A funny example my lecturer recounted back in grad school is where a model was trained to detect military tanks. Remember what the training process looks like? It is supervised learning. You feed the model labeled images with tanks and without tanks. So after this model was trained it seemed to be doing very well on some images but rather horrible in others. What was the problem? It turned out that in the images used for training, a large majority of images with a tank were captured in sunny weather and a large majority of images without a tank were captured in dull weather. So what the model actually learned was to differentiate between dull and bright weather.
The moral of the story: Data is the life blood of AI — good, diverse data that is representative of the real world in which the model will be used.
Good, diverse, data is the life blood of good, safe, artificial intelligence just like good and accurate information is the life blood of your operating properly in the world.
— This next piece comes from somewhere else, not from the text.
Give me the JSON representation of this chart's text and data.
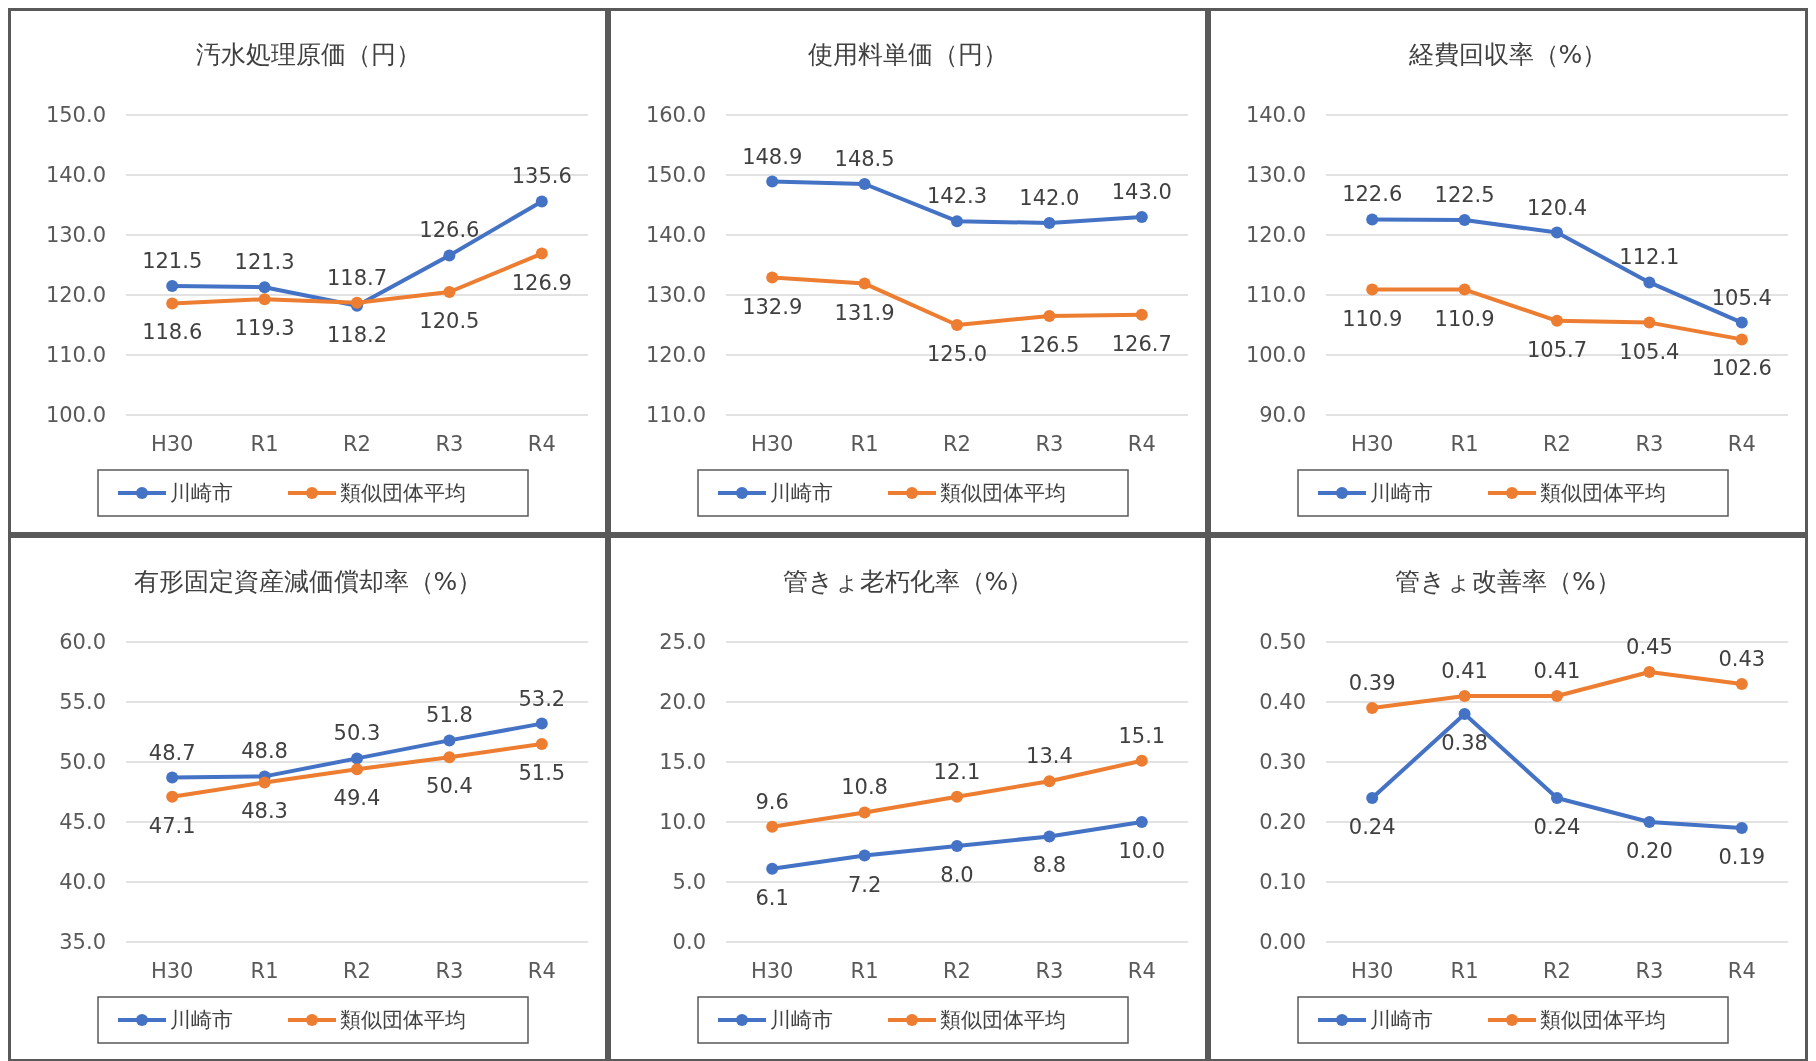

If you have incorrect information, you are fucked and you are going to fuck others too. And the more incorrect information you have the more fucked you are, and the worse off the people you deal with. There is no AI without good data and the definition of good here makes for another article in itself.
Conclusion
AI is going to cut through all sectors of society. You do not need to understand it fully to use it. But you cannot afford to be clueless about it. I wrote this article explaining AI as an industrial revolution scale technology just like electricity, just like the internet, which we all use today even though we do not understand them fully. At minimum, you need to adopt AI in that way. I hope I did at least bring you clarity in plain English.